Parmi les trois seules stations permanentes à l'intérieur du continent Antarctique, Vostock et Pôle Sud n'offrent pas un intérêt aussi élevé. En effet, le principal inconvénient de la station Pôle Sud est sa très grande dimension. Elle n'est donc pas comparable à ce qui pourrait exister dans un futur proche. Elle ressemble plutôt à ce qui existera peut-être sur la Lune dans quelques décennies... De son côté, la station Vostock soufre d'une certaine rusticité qui rend malaisé ce type de recherche. Toutes deux ont aussi l'inconvénient d'être des stations anciennes dans lesquelles des études de contamination à partir d'un niveau zéro ne peuvent plus être menées.

A Concordia, au contraire, toutes les conditions sont réunies : plan de la station proche de ce qui pourrait exister dans l'espace, équipage réduit à 15 personnes, équipage multinational (franco-italien) et station récente dans laquelle les études médicales et biologiques sont menées depuis l'ouverture.

2. L'étude du comportement en milieu extrême

Le premier champ d'étude est le comportement humain dans des conditions de confinement.

Un premier programme de recherche porte sur l'adaptation psychosociale d'un groupe multiculturel dans un environnement isolé et confiné : les stratégies de « faire face », l'influence de l'environnement, la dynamique de groupe et les phénomènes de leadership. Dans ces stations, les délicats équilibres peuvent rapidement se dégrader. Un petit incident peut devenir obsessionnel pour un équipage et dégrader l'atmosphère pendant un temps très supérieur à la normale en l'absence d'événements plus importants susceptibles de détourner l'attention. De même en matière de leadership, les équipages scientifiques des stations antarctiques se comportent très différemment des équipages militaires des sous-marins nucléaires. La hiérarchie, la discipline et la distribution des tâches y est beaucoup moins rigide, pouvant compliquer l'exercice de l'autorité.

Un second programme porte plus précisément sur le comportement corporel, ou éthologie. L'approche éthologique se focalise sur le processus de coadaptation des membres d'une équipe restreinte à socialité contrainte par des conditions extrêmes. Elle étudie l'occupation de l'espace par les individus dans les lieux d'activités collectives en suivant son évolution au cours du temps. Elle met en lumière des périodes critiques au cours de la mission et des cycles de modification comportementale qui se manifestent par des comportements types.

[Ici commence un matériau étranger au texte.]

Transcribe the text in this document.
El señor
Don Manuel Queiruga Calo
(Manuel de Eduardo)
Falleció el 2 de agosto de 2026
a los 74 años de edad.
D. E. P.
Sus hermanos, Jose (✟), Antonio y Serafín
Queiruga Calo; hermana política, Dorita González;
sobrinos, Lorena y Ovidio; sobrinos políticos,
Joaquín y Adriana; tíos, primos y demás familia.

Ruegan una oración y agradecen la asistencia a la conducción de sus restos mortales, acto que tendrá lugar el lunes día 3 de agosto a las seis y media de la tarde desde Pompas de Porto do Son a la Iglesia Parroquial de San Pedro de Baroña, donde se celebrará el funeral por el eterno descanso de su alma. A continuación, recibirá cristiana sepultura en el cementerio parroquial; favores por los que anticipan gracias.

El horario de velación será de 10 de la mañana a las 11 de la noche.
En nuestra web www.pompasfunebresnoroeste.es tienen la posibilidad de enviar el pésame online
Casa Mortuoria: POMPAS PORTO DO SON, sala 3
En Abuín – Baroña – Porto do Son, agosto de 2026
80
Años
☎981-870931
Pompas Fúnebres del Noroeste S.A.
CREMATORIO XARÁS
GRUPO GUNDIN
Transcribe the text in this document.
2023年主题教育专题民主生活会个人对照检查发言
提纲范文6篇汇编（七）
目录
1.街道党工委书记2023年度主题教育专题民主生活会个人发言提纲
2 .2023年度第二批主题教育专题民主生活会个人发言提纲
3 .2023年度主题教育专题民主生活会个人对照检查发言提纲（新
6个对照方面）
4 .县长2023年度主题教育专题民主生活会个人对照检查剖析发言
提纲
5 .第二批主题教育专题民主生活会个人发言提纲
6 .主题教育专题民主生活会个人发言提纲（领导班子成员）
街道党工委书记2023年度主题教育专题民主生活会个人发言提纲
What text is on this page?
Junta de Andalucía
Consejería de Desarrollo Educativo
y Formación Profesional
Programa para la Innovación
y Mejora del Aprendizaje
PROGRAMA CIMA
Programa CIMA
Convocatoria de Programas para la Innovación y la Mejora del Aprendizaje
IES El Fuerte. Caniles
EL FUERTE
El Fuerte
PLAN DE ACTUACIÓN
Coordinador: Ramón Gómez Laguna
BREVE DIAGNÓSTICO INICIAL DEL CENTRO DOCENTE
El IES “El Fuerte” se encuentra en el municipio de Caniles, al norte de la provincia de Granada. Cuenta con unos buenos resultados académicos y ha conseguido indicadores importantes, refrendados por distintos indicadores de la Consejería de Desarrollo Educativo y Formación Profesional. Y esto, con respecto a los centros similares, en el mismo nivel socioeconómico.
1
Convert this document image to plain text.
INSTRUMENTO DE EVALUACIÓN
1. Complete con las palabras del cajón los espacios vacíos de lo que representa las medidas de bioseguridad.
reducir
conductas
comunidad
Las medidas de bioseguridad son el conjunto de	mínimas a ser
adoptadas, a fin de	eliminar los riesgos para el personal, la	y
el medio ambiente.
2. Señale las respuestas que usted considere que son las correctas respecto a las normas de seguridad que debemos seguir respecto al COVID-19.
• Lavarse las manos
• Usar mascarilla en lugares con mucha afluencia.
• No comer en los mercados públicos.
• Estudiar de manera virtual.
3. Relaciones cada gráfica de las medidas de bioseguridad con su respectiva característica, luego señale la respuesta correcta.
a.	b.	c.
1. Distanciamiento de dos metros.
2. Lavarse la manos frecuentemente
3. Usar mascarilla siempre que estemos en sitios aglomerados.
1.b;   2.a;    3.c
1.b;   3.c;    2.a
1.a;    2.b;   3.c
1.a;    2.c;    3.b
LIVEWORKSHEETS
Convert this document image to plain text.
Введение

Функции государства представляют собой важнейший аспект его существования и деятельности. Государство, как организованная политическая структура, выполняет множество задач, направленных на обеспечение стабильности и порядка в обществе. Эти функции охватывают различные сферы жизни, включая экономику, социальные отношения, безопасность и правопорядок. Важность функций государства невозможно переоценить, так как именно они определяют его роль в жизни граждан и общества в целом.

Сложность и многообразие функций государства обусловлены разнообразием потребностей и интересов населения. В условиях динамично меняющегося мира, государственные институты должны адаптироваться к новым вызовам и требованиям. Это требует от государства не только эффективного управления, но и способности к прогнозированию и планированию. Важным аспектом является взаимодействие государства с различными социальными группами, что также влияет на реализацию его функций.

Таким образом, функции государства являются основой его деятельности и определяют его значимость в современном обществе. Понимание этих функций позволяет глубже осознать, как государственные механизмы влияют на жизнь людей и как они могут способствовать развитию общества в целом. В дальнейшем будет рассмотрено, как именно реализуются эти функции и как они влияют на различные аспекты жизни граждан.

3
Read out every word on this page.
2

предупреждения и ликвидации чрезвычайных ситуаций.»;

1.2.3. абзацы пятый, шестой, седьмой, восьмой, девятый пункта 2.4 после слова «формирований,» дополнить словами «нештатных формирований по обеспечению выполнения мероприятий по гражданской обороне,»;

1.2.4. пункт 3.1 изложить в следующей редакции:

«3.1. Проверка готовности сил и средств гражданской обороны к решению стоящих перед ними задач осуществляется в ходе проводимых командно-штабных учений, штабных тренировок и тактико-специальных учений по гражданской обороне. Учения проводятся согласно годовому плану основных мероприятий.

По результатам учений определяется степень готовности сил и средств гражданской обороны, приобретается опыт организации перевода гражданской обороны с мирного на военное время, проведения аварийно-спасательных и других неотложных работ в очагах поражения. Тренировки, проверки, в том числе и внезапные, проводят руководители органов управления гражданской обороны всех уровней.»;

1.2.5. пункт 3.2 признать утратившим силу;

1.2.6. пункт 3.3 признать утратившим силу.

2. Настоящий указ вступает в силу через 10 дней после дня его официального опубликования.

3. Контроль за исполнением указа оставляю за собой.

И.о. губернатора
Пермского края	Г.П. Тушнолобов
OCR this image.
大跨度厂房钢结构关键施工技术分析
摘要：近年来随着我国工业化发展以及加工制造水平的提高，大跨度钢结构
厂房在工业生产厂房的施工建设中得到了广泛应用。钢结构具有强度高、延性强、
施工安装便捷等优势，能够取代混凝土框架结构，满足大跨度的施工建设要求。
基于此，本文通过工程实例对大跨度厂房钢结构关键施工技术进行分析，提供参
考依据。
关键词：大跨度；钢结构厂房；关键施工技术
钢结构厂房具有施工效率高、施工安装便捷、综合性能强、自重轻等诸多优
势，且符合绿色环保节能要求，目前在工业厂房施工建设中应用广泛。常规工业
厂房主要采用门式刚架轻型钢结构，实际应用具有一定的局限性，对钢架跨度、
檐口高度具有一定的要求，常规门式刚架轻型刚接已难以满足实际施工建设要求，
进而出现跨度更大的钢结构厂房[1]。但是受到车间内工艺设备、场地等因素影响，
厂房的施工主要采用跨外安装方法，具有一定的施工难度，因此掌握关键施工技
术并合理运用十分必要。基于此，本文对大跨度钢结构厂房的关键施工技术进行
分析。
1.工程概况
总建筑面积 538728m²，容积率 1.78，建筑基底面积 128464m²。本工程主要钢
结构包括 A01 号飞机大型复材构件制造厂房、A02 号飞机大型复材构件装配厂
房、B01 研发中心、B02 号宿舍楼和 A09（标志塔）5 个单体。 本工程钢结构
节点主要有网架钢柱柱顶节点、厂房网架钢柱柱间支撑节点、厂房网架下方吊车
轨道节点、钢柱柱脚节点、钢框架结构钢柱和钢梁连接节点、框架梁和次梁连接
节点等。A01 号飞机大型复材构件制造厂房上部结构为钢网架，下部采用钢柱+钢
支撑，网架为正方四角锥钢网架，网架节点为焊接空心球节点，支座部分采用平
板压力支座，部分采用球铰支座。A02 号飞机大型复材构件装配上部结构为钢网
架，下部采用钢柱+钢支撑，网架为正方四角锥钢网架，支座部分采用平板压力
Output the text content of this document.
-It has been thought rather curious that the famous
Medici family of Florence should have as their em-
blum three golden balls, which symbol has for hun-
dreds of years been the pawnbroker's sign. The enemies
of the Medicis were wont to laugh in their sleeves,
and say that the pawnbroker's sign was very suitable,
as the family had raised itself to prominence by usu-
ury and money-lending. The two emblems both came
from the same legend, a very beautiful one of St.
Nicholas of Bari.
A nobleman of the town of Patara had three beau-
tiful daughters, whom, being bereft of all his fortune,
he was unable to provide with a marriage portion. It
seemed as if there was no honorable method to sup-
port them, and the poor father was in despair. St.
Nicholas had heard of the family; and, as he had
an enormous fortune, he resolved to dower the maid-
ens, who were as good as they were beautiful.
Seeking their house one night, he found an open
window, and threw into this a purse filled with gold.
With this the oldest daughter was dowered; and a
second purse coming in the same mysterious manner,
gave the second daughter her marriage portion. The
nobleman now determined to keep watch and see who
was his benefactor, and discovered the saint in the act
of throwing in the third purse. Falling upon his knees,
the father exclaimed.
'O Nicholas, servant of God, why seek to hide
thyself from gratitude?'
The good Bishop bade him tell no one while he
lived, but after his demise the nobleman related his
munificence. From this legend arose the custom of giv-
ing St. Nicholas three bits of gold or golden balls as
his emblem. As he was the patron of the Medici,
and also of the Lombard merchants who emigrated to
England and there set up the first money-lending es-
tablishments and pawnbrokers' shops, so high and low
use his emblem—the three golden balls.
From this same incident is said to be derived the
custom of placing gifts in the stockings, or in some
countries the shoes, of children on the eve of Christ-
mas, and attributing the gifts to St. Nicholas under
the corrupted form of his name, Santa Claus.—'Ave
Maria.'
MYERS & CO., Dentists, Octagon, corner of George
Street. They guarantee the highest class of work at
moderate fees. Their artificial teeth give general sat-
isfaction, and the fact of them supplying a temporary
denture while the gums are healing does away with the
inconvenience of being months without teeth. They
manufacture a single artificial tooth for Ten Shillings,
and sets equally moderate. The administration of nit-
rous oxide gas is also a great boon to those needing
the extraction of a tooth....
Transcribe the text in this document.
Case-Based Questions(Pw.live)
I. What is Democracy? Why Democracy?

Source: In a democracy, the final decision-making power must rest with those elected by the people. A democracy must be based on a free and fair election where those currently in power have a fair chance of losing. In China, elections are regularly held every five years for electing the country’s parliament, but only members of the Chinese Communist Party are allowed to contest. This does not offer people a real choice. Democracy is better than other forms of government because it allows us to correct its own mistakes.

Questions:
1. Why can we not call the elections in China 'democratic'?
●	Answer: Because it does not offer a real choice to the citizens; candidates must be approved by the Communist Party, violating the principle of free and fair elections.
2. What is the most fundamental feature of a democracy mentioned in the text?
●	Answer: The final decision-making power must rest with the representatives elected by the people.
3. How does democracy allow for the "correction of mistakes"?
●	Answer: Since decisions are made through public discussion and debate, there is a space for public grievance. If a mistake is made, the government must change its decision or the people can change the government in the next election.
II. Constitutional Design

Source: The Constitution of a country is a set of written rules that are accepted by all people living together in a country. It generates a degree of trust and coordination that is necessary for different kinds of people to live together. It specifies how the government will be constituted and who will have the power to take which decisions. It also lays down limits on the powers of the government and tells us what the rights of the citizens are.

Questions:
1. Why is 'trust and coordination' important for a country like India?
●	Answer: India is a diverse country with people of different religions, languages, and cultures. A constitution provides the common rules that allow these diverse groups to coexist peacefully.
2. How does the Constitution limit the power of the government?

En plus des retombées théoriques, ces recherches doivent permettre d'éviter la survenance de crises graves au sein des équipages en étant à même de les prévenir et de faciliter leur traitement par référence à des données types.

Elles sont fondées sur des méthodes de recueil d'informations différentes qui vont des questionnaires aux caméras. Celles-ci sont utilisées avec beaucoup de parcimonie. Les équipages sont en effet réticents à des études trop intrusives qui ne préserveraient pas la vie privée et seraient difficilement supportables dans un contexte de confinement où l'une des caractéristiques majeures du comportement au coeur de l'hiver austral est le renfermement dans un espace privé reconstitué et la réduction des interactions avec les autres membres. C'est d'ailleurs sans doute la raison pour laquelle la plus grande fête de l'année en Antarctique est la mi-hiver qui est depuis toujours l'occasion de grandes réjouissances.

Le caractère particulièrement délicat de ces recherches explique aussi que plusieurs directeurs d'instituts polaires étrangers y sont opposés dans leurs stations. Ils craignent qu'elles n'aient de graves conséquences sur les équipages alors même qu'il serait impossible d'intervenir depuis l'extérieur au cours de l'hiver austral. Ils préfèrent donc se fonder sur les processus très stricts de sélection des membres et sur leur expérience de direction en cas de difficultés plutôt que d'intégrer des équipes de spécialistes de la psychologie et du comportement.